カフェが再開したのは5月。約3年ぶりだ。営業は、第1、3土曜日午前11時~午後3時(ラストオーダー14時30分)。毎回内容が変わるサンドイッチと洋食プレートの他、ケーキやコーヒー、紅茶などのソフトドリンクも提供している。
再開3回目の営業となる17日は好天にも恵まれ、外のテラス席で語らう人らの姿も見られた。開設当初からカフェの運営に携わっている「よつ葉マート」の室慎一郎さん(シェフ)は、「涙が出そうなくらいうれしい。(1953年の)南山城水害の中で残り、学生たちが思いを込めた建物。この場所でさせてもらえることが、感慨深い」と話した。
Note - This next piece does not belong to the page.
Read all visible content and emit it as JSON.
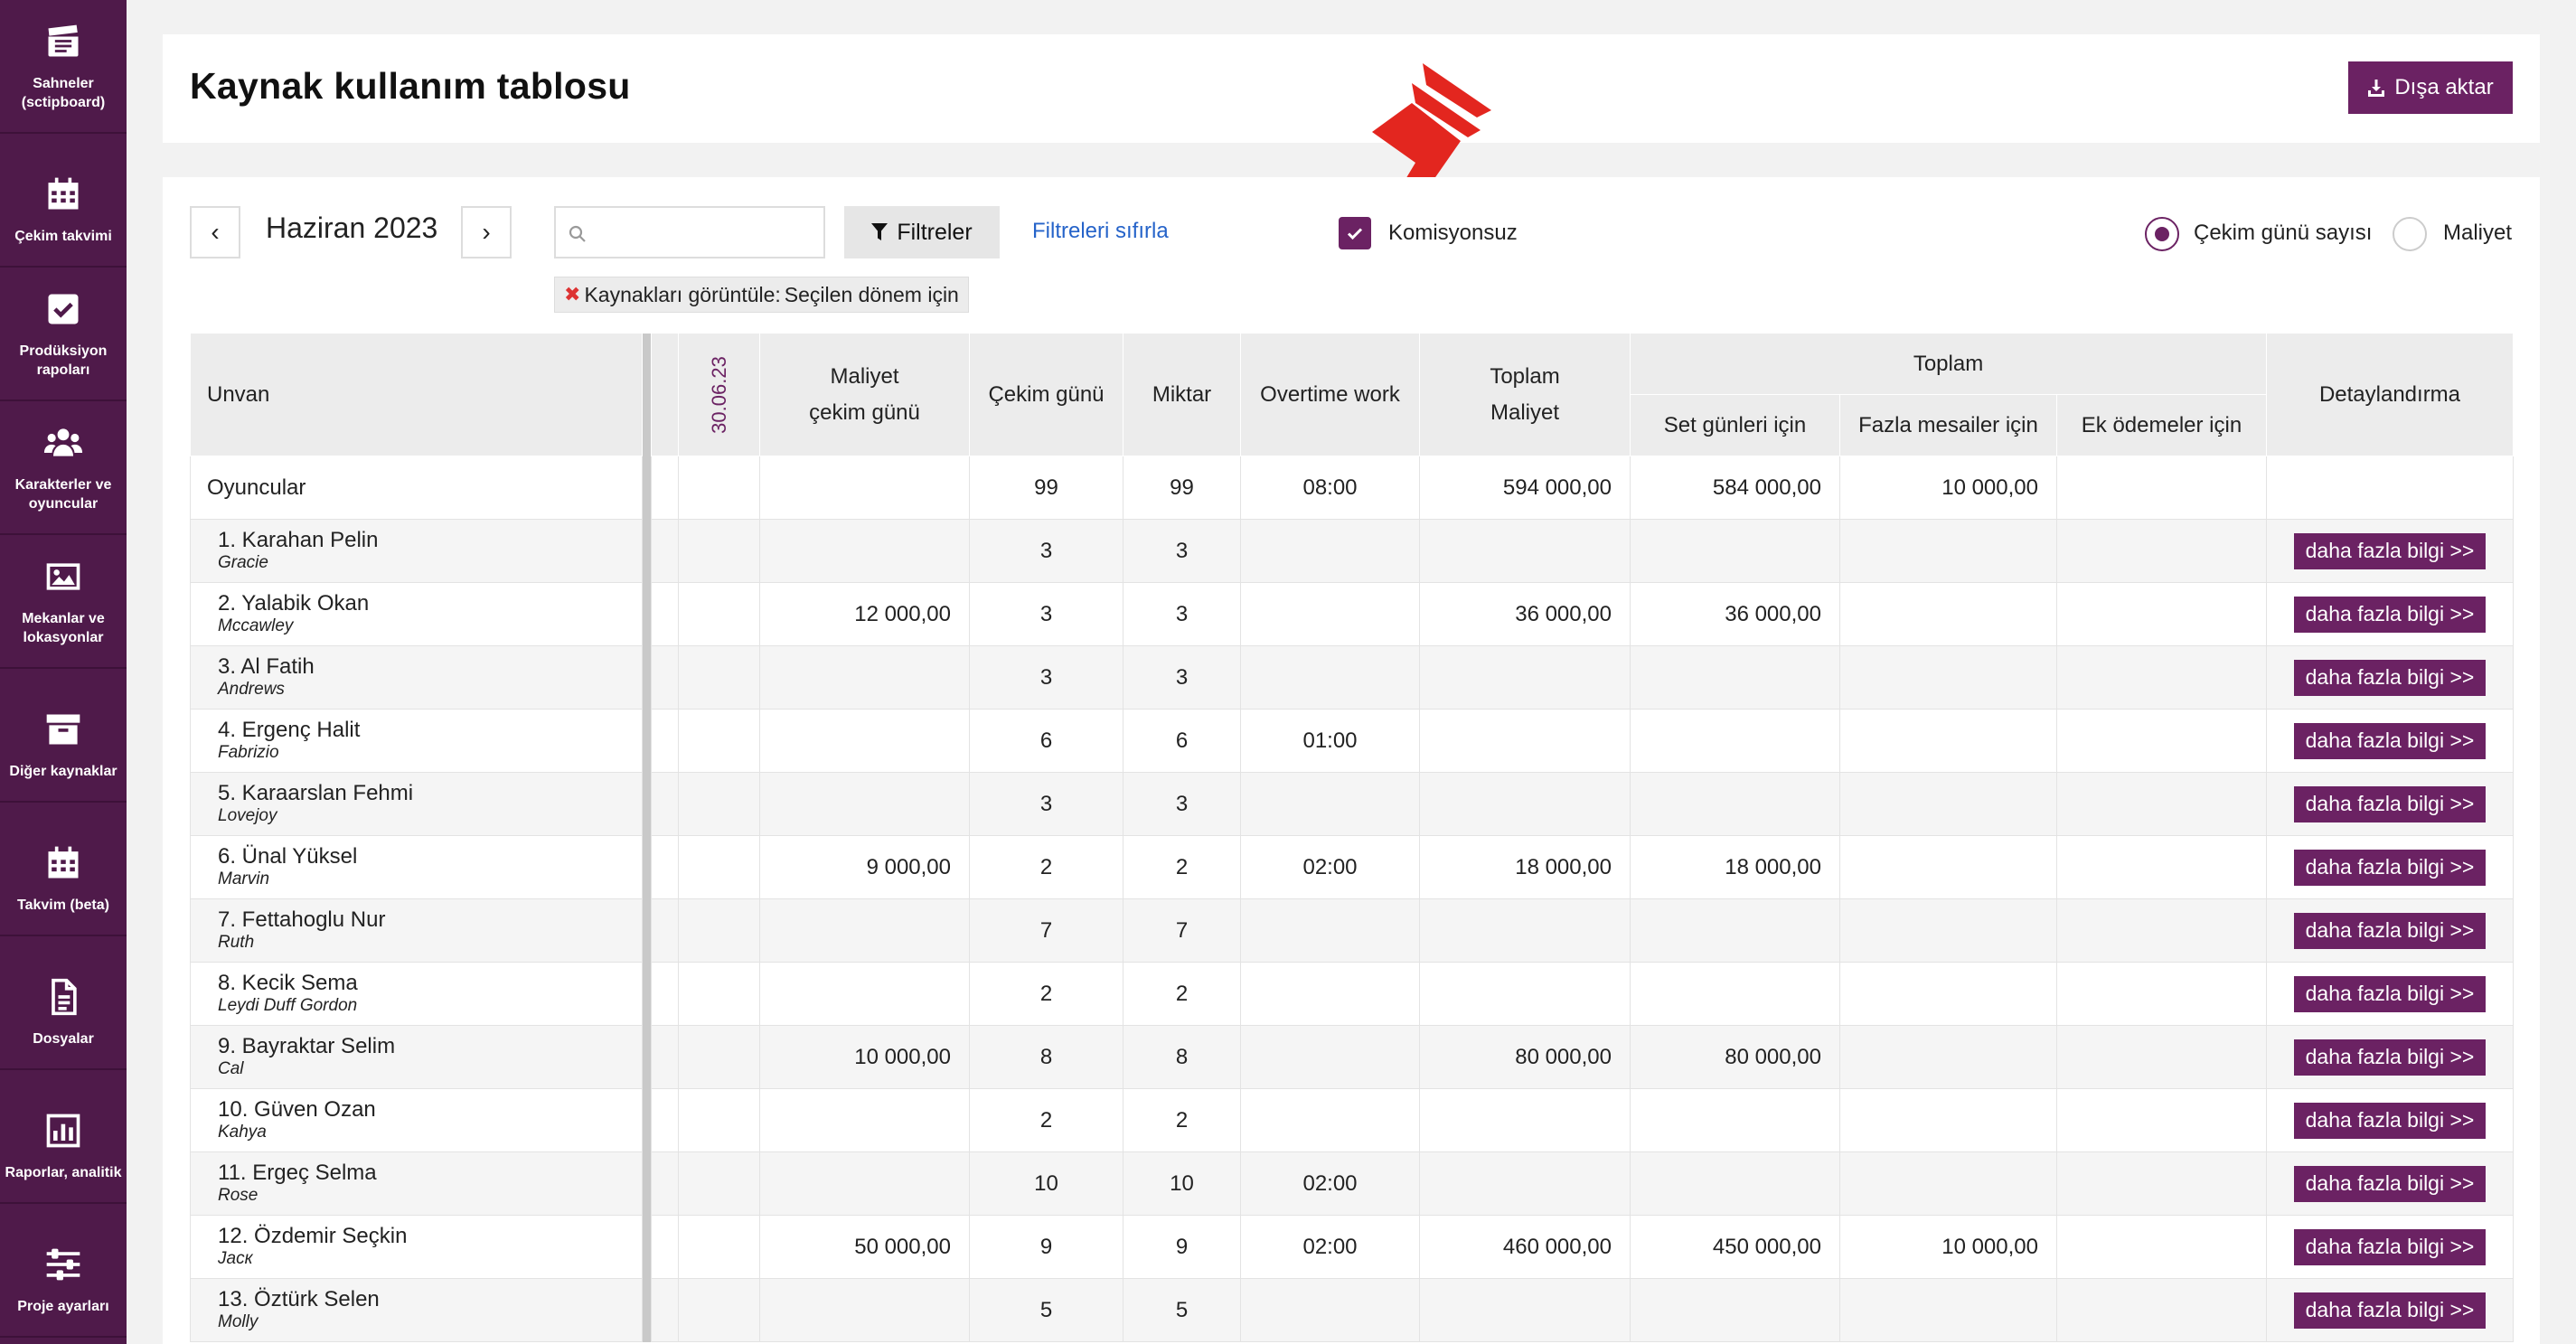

室さんによると、来客は回を重ねるごとに増えており、約4割は町外からという。
「寺子屋」も同じ日程で行われている。対面形式に戻り、この日は、経済学部の大西辰彦教授の3回生ゼミ生(中田美帆ゼミ長)13人と小学生6人が参加。学生が宿題などの勉強を見たり、一緒にレクリエーションを行ったりした。
大西教授は「活動はコロナ禍前に戻ったが、体調が悪ければ休むように言っている。学生たちはカフェの手伝いにも入る。カフェと寺子屋の相乗効果を図っていきたい」と展望した。
小学生、大学生、町内外の来客…「むすび家ide」は、文字通り人と人を結ぶ場所として、にぎわいを取り戻した。